Saving a PySpark DataFrame as Parquet

Parquet is the recommended format for Spark output in 2025. It’s columnar (enables predicate and projection pushdown), self-describing (schema is embedded), and compressed by default. Most lakehouse architectures build on Parquet or Parquet-based table formats like Delta Lake.

Basic Parquet Write

from pyspark.sql import SparkSession, functions as F

spark = SparkSession.builder.appName("WriteParquet").getOrCreate()

data = [("Alice", "Engineering", 95000), ("Bob", "Marketing", 72000)]
df = spark.createDataFrame(data, ["name", "department", "salary"])

# Write Parquet
df.write.mode("overwrite").parquet("output/employees/")

Write Modes

df.write.mode("overwrite").parquet("output/")   # Replace all existing data
df.write.mode("append").parquet("output/")      # Add to existing data
df.write.mode("ignore").parquet("output/")      # No-op if path exists
df.write.mode("error").parquet("output/")       # Default — error if path exists

Compression Codecs

# Snappy — default, fast decompression, moderate compression
df.write.option("compression", "snappy").parquet("output/")

# Gzip — better compression ratio, slower decompression
df.write.option("compression", "gzip").parquet("output/")

# Zstandard — best balance of ratio and speed (recommended 2025)
df.write.option("compression", "zstd").parquet("output/")

# No compression — for fastest sequential reads
df.write.option("compression", "none").parquet("output/")

Partitioning

Partitioning by commonly-filtered columns dramatically improves query performance by enabling partition pruning (Spark skips irrelevant partitions):

# Partition by year and region
df.write \
    .mode("overwrite") \
    .partitionBy("year", "region") \
    .parquet("s3://bucket/sales/")

# Output structure:
# s3://bucket/sales/year=2024/region=APAC/part-00000.snappy.parquet
# s3://bucket/sales/year=2025/region=EMEA/part-00000.snappy.parquet

# Query with partition pruning — Spark only reads relevant directories
spark.read \
    .parquet("s3://bucket/sales/") \
    .filter("year = 2025 AND region = 'APAC'") \
    .show()

Controlling Output File Size

# Repartition before writing for even output file sizes
df.repartition(50).write.mode("overwrite").parquet("output/")
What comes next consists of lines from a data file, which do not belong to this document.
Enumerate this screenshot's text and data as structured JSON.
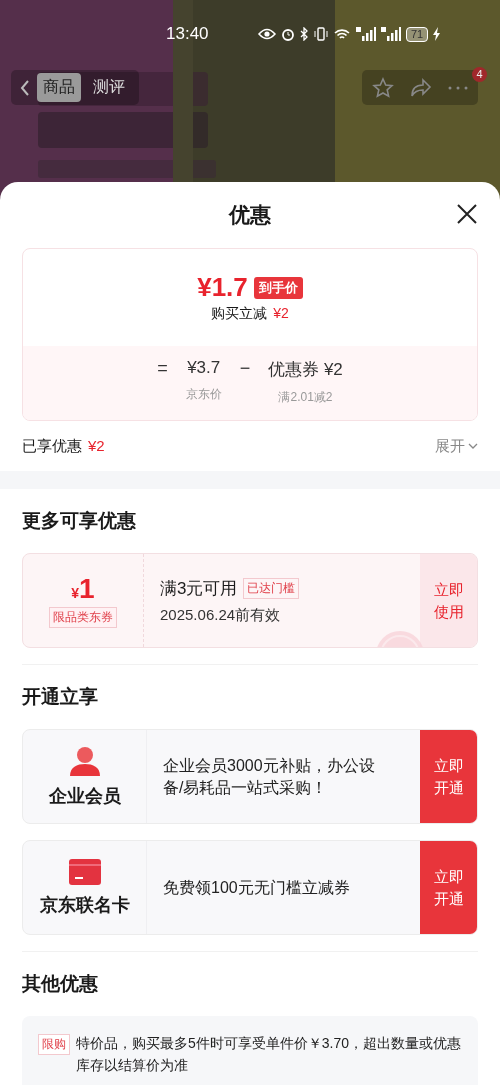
{
  "status_bar": {
    "time": "13:40",
    "battery": "71"
  },
  "nav": {
    "tabs": [
      {
        "label": "商品",
        "selected": true
      },
      {
        "label": "测评",
        "selected": false
      }
    ],
    "badge": "4"
  },
  "sheet": {
    "title": "优惠",
    "price_card": {
      "final_price": "¥1.7",
      "final_tag": "到手价",
      "saving_label": "购买立减",
      "saving_amount": "¥2",
      "formula": [
        {
          "kind": "op",
          "text": "="
        },
        {
          "kind": "term",
          "text": "¥3.7",
          "caption": "京东价"
        },
        {
          "kind": "op",
          "text": "−"
        },
        {
          "kind": "term",
          "text": "优惠券 ¥2",
          "caption": "满2.01减2"
        }
      ]
    },
    "enjoyed": {
      "label": "已享优惠",
      "amount": "¥2",
      "toggle": "展开"
    },
    "sections": [
      {
        "kind": "coupons",
        "title": "更多可享优惠",
        "items": [
          {
            "currency": "¥",
            "amount": "1",
            "type": "限品类东券",
            "condition": "满3元可用",
            "status": "已达门槛",
            "validity": "2025.06.24前有效",
            "action": "立即使用"
          }
        ]
      },
      {
        "kind": "memberships",
        "title": "开通立享",
        "items": [
          {
            "kind": "person",
            "name": "企业会员",
            "description": "企业会员3000元补贴，办公设备/易耗品一站式采购！",
            "action": "立即开通"
          },
          {
            "kind": "card",
            "name": "京东联名卡",
            "description": "免费领100元无门槛立减券",
            "action": "立即开通"
          }
        ]
      },
      {
        "kind": "notes",
        "title": "其他优惠",
        "items": [
          {
            "tag": "限购",
            "text": "特价品，购买最多5件时可享受单件价￥3.70，超出数量或优惠库存以结算价为准"
          }
        ]
      }
    ]
  }
}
# Single file output (for small datasets)
df.coalesce(1).write.mode("overwrite").parquet("output/single/")

# Target file size with AQE (Spark 3.x automatic optimization)
spark.conf.set("spark.sql.adaptive.enabled", "true")
spark.conf.set("spark.sql.files.maxPartitionBytes", "134217728")  # 128 MB

Delta Lake (Recommended for Production)

Delta Lake builds on Parquet and adds ACID transactions, schema enforcement, and time travel:

# Write Delta table
df.write.format("delta").mode("overwrite").save("s3://bucket/delta/employees/")

# Append
df.write.format("delta").mode("append").save("s3://bucket/delta/employees/")

# Read back
delta_df = spark.read.format("delta").load("s3://bucket/delta/employees/")
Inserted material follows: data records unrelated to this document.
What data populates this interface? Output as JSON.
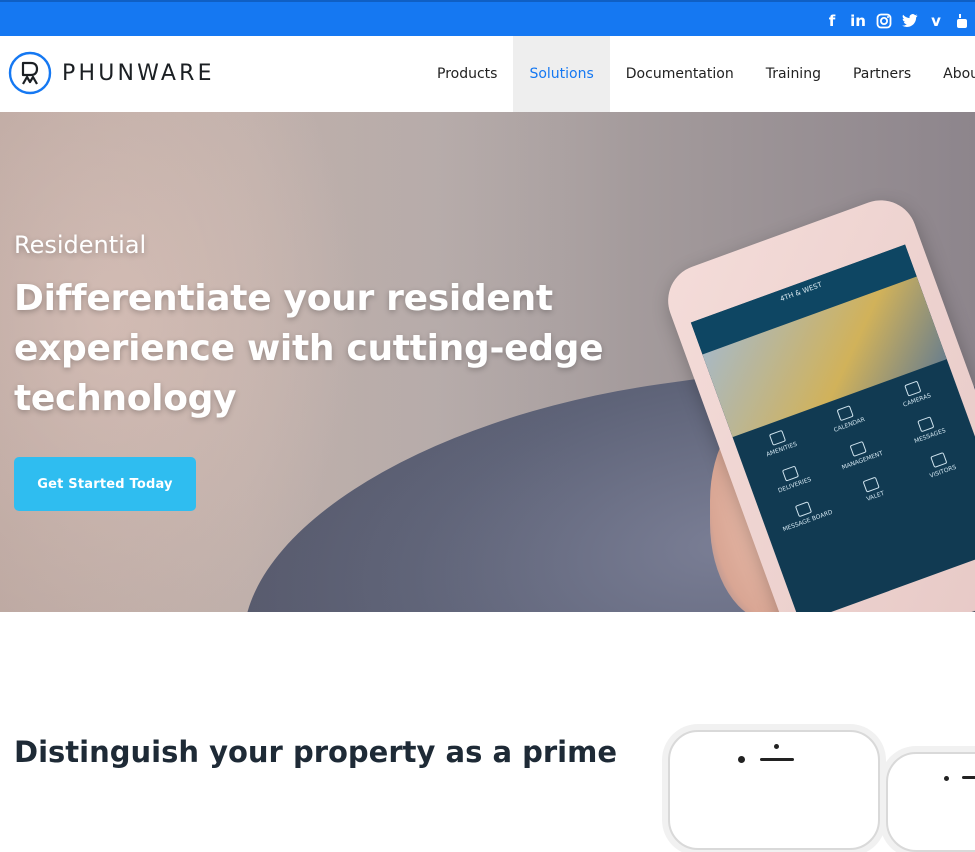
{
  "social": {
    "items": [
      {
        "name": "facebook",
        "glyph": "f"
      },
      {
        "name": "linkedin",
        "glyph": "in"
      },
      {
        "name": "instagram",
        "glyph": ""
      },
      {
        "name": "twitter",
        "glyph": ""
      },
      {
        "name": "vimeo",
        "glyph": "v"
      },
      {
        "name": "youtube",
        "glyph": ""
      }
    ]
  },
  "brand": {
    "name": "PHUNWARE",
    "accent": "#1578f2"
  },
  "nav": {
    "items": [
      {
        "label": "Products",
        "active": false
      },
      {
        "label": "Solutions",
        "active": true
      },
      {
        "label": "Documentation",
        "active": false
      },
      {
        "label": "Training",
        "active": false
      },
      {
        "label": "Partners",
        "active": false
      },
      {
        "label": "About",
        "active": false
      }
    ]
  },
  "hero": {
    "eyebrow": "Residential",
    "headline": "Differentiate your resident experience with cutting-edge technology",
    "cta_label": "Get Started Today",
    "cta_color": "#2fbdf0",
    "app_screen": {
      "title": "4TH & WEST",
      "tiles": [
        "AMENITIES",
        "CALENDAR",
        "CAMERAS",
        "DELIVERIES",
        "MANAGEMENT",
        "MESSAGES",
        "MESSAGE BOARD",
        "VALET",
        "VISITORS"
      ]
    }
  },
  "section": {
    "title": "Distinguish your property as a prime"
  }
}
# Time travel — read historical snapshot
spark.read \
    .format("delta") \
    .option("versionAsOf", "3") \
    .load("s3://bucket/delta/employees/") \
    .show()

# Upsert (merge)
from delta.tables import DeltaTable
target = DeltaTable.forPath(spark, "s3://bucket/delta/employees/")
target.alias("t").merge(
    df.alias("s"),
    "t.employee_id = s.employee_id"
).whenMatchedUpdateAll().whenNotMatchedInsertAll().execute()

Schema Evolution

# Allow adding new columns without rewriting the entire table
df_with_new_col.write \
    .format("delta") \
    .option("mergeSchema", "true") \
    .mode("append") \
    .save("s3://bucket/delta/employees/")